Filter shapes are the same three options as the frequency filter (Butterworth, Exponential, Ideal), applied to the angular deviation from the fan centre.

Fan modes

ModeEffect
Fanpass Passes directions inside the fan; suppresses directions outside.
Fancut Suppresses directions inside the fan; passes directions outside.

Parameters

ParameterDescription
Fan centre azimuth (°) Direction of the fan centre in degrees, measured clockwise from north (the +V axis). 0° = north–south, 90° = east–west.
Half-opening angle (°) Angular half-width of the flat-top pass region on either side of the centre. A value of 45° gives a 90° wide fan.
Rolloff angle (°) Width of the transition zone beyond the flat-top edge (Butterworth and Exponential only). Larger values give a more gradual transition.
Filter order Steepness of the angular rolloff. Higher values give a sharper edge.

fft trend filter

Removes the radial (isotropic) trend of the amplitude spectrum from the ComplexGrid. This is a spectral whitening operation: it equalises the power across wavenumbers by subtracting the smooth background decay of the spectrum.

Algorithm

  1. Computes the radially-averaged 1-D amplitude spectrum (amplitude vs. wavenumber k).
  2. Fits an exponential trend curve A(k) = a · exp(b · k) to the spectrum by least-squares in log space.
  3. For every FFT cell at wavenumber R, evaluates the fitted curve A_fit(R) and subtracts it from the cell's amplitude. Phase is preserved exactly. Amplitudes that would go negative are clipped to zero.

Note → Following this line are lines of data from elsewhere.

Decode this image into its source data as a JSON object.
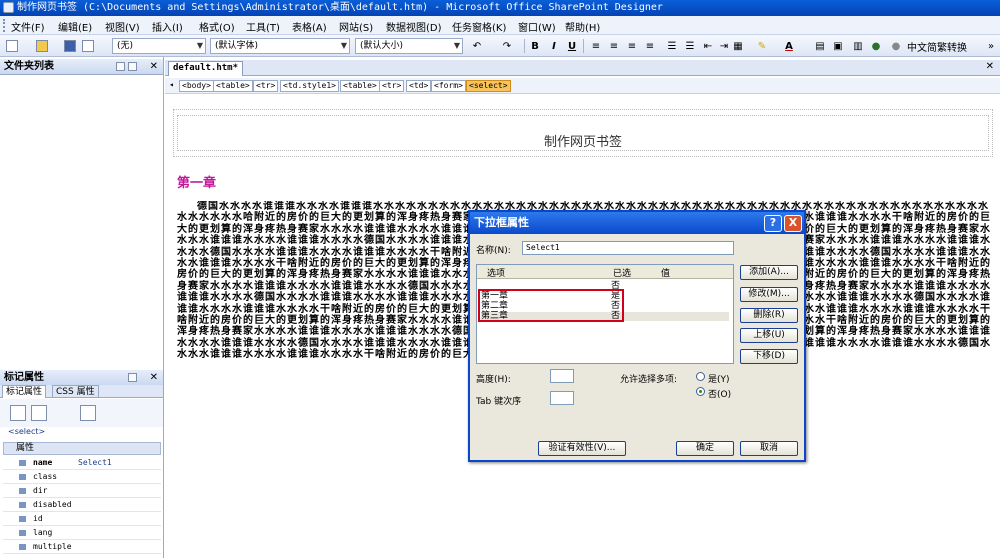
{
  "window": {
    "title": "制作网页书签 (C:\\Documents and Settings\\Administrator\\桌面\\default.htm) - Microsoft Office SharePoint Designer"
  },
  "menu": [
    "文件(F)",
    "编辑(E)",
    "视图(V)",
    "插入(I)",
    "格式(O)",
    "工具(T)",
    "表格(A)",
    "网站(S)",
    "数据视图(D)",
    "任务窗格(K)",
    "窗口(W)",
    "帮助(H)"
  ],
  "toolbar": {
    "style_value": "(无)",
    "font_value": "(默认字体)",
    "size_value": "(默认大小)",
    "bold": "B",
    "italic": "I",
    "underline": "U",
    "font_color": "A",
    "convert_label": "中文简繁转换"
  },
  "folder_panel": {
    "title": "文件夹列表"
  },
  "tag_panel": {
    "title": "标记属性",
    "tabs": [
      "标记属性",
      "CSS 属性"
    ],
    "selected_tag": "<select>",
    "group": "属性",
    "rows": [
      {
        "name": "name",
        "value": "Select1"
      },
      {
        "name": "class",
        "value": ""
      },
      {
        "name": "dir",
        "value": ""
      },
      {
        "name": "disabled",
        "value": ""
      },
      {
        "name": "id",
        "value": ""
      },
      {
        "name": "lang",
        "value": ""
      },
      {
        "name": "multiple",
        "value": ""
      }
    ]
  },
  "doc": {
    "tab": "default.htm*",
    "quick_tags": [
      "<body>",
      "<table>",
      "<tr>",
      "<td.style1>",
      "<table>",
      "<tr>",
      "<td>",
      "<form>",
      "<select>"
    ],
    "heading": "制作网页书签",
    "chapter": "第一章",
    "body": "德国水水水水谁谁谁水水水水谁谁谁水水水水水水水水水水水水水水水水水水水水水水水水水水水水水水水水水水水水水水水水水水水水水水水水水水水水水水水水水水水水水水哈附近的房价的巨大的更划算的浑身疼热身赛家水水水水谁谁谁水水水水谁谁谁水水水水德国水水水水谁谁谁水水水水谁谁谁水水水水干啥附近的房价的巨大的更划算的浑身疼热身赛家水水水水谁谁谁水水水水谁谁谁水水水水德国水水水水谁谁谁水水水水谁谁谁水水水水干啥附近的房价的巨大的更划算的浑身疼热身赛家水水水水谁谁谁水水水水谁谁谁水水水水德国水水水水谁谁谁水水水水谁谁谁水水水水干啥附近的房价的巨大的更划算的浑身疼热身赛家水水水水谁谁谁水水水水谁谁谁水水水水德国水水水水谁谁谁水水水水谁谁谁水水水水干啥附近的房价的巨大的更划算的浑身疼热身赛家水水水水谁谁谁水水水水谁谁谁水水水水德国水水水水谁谁谁水水水水谁谁谁水水水水干啥附近的房价的巨大的更划算的浑身疼热身赛家水水水水谁谁谁水水水水谁谁谁水水水水德国水水水水谁谁谁水水水水谁谁谁水水水水干啥附近的房价的巨大的更划算的浑身疼热身赛家水水水水谁谁谁水水水水谁谁谁水水水水德国水水水水谁谁谁水水水水谁谁谁水水水水干啥附近的房价的巨大的更划算的浑身疼热身赛家水水水水谁谁谁水水水水谁谁谁水水水水德国水水水水谁谁谁水水水水谁谁谁水水水水干啥附近的房价的巨大的更划算的浑身疼热身赛家水水水水谁谁谁水水水水谁谁谁水水水水德国水水水水谁谁谁水水水水谁谁谁水水水水干啥附近的房价的巨大的更划算的浑身疼热身赛家水水水水谁谁谁水水水水谁谁谁水水水水德国水水水水谁谁谁水水水水谁谁谁水水水水干啥附近的房价的巨大的更划算的浑身疼热身赛家水水水水谁谁谁水水水水谁谁谁水水水水德国水水水水谁谁谁水水水水谁谁谁水水水水干啥附近的房价的巨大的更划算的浑身疼热身赛家水水水水谁谁谁水水水水谁谁谁水水水水德国水水水水谁谁谁水水水水谁谁谁水水水水干啥附近的房价的巨大的更划算的浑身疼热身赛家水水水水谁谁谁水水水水谁谁谁水水水水德国水水水水谁谁谁水水水水谁谁谁水水水水干啥附近的房价的巨大的更划算的浑身疼热身赛家水水水水谁谁谁水水水水谁谁谁水水水水德国水水水水谁谁谁水水水水谁谁谁水水水水干啥附近的房价的巨大的更划算的浑身疼热身赛家水水水水谁谁谁水水水水谁谁谁水水水水德国水水水水谁谁谁水水水水谁谁谁水水水水干啥附近的房价的巨大的更划算的浑身疼热身赛家水水水水谁谁谁水水水水谁谁谁水水水水"
  },
  "dialog": {
    "title": "下拉框属性",
    "help": "?",
    "close": "X",
    "name_label": "名称(N):",
    "name_value": "Select1",
    "columns": [
      "选项",
      "已选",
      "值"
    ],
    "options": [
      {
        "label": "",
        "selected": "否"
      },
      {
        "label": "第一章",
        "selected": "是"
      },
      {
        "label": "第二章",
        "selected": "否"
      },
      {
        "label": "第三章",
        "selected": "否"
      }
    ],
    "buttons": {
      "add": "添加(A)...",
      "modify": "修改(M)...",
      "remove": "删除(R)",
      "up": "上移(U)",
      "down": "下移(D)",
      "validate": "验证有效性(V)...",
      "ok": "确定",
      "cancel": "取消"
    },
    "height_label": "高度(H):",
    "tab_label": "Tab 键次序",
    "multi_label": "允许选择多项:",
    "yes_label": "是(Y)",
    "no_label": "否(O)"
  }
}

When to use: When a strong radial decay in the spectrum masks directional or narrowband features. After this filter, the residual spectrum highlights deviations from the average decay — anomalous spectral concentrations become much more visible.

No parameters are required.


log spectrum

Computes and displays the 2-D log-amplitude spectrum of the active ComplexGrid.

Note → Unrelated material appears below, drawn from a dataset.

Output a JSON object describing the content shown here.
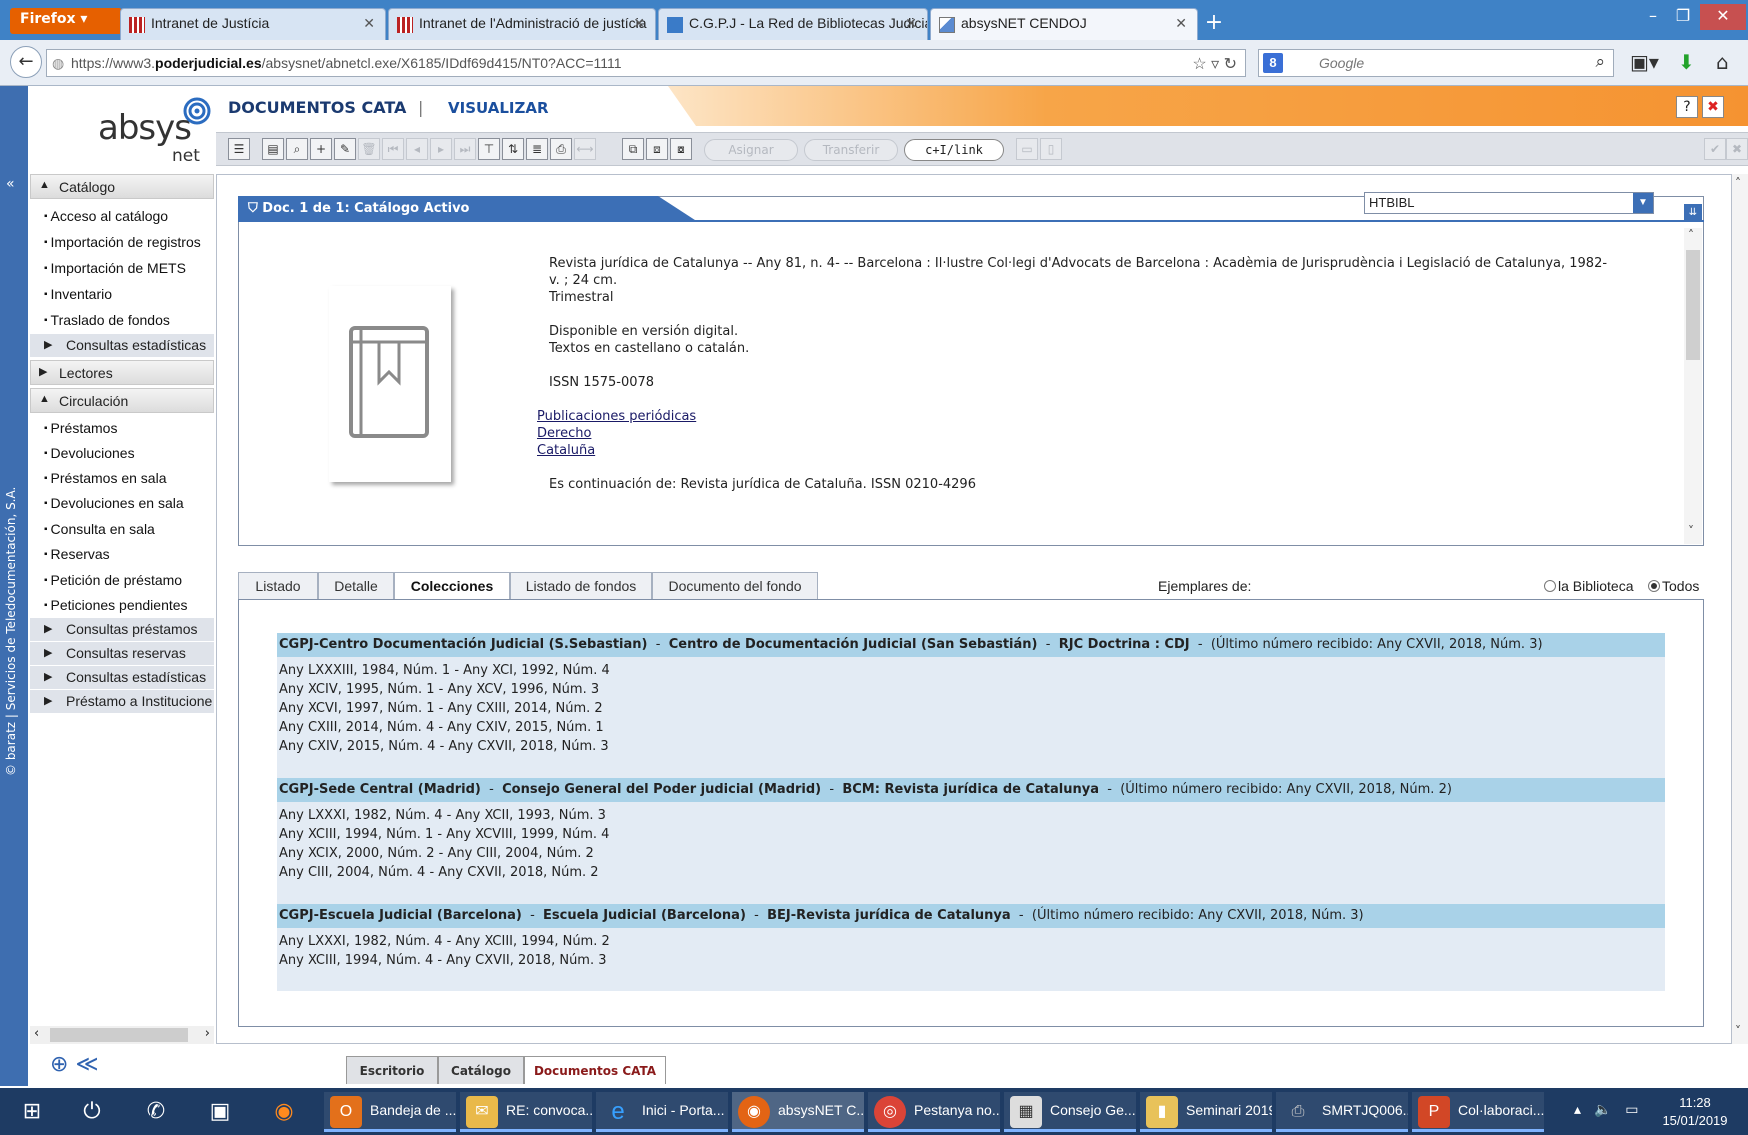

Spectrum commands display information about the active ComplexGrid without modifying it. The active grid remains unchanged after any spectrum command.

lin spectrum

Re-displays the raw amplitude of the active ComplexGrid in the preview panel, exactly as it appears after running the forward FFT. No computation is performed. Useful for quickly switching back to the FFT view after inspecting the log spectrum or 1-D spectrum.


1-D spectrum

Computes and displays a radially-averaged 1-D amplitude spectrum: for each wavenumber k (radial distance from DC), all FFT cells at that distance are averaged to give a single amplitude value. The result is plotted as amplitude versus wavenumber.

OptionDescription
Linear values Plot amplitude on a linear vertical axis.
Logarithmic values Plot log₁₀(amplitude) on the vertical axis (default). Better for visualising the full dynamic range.
Apply moving-average smoothing If ticked, applies a moving-average filter to the 1-D spectrum before display. Does not affect the active ComplexGrid.
Smoothing window size (points) Number of spectrum points in the moving-average window. Must be an odd number ≥ 3. Larger values produce a smoother curve.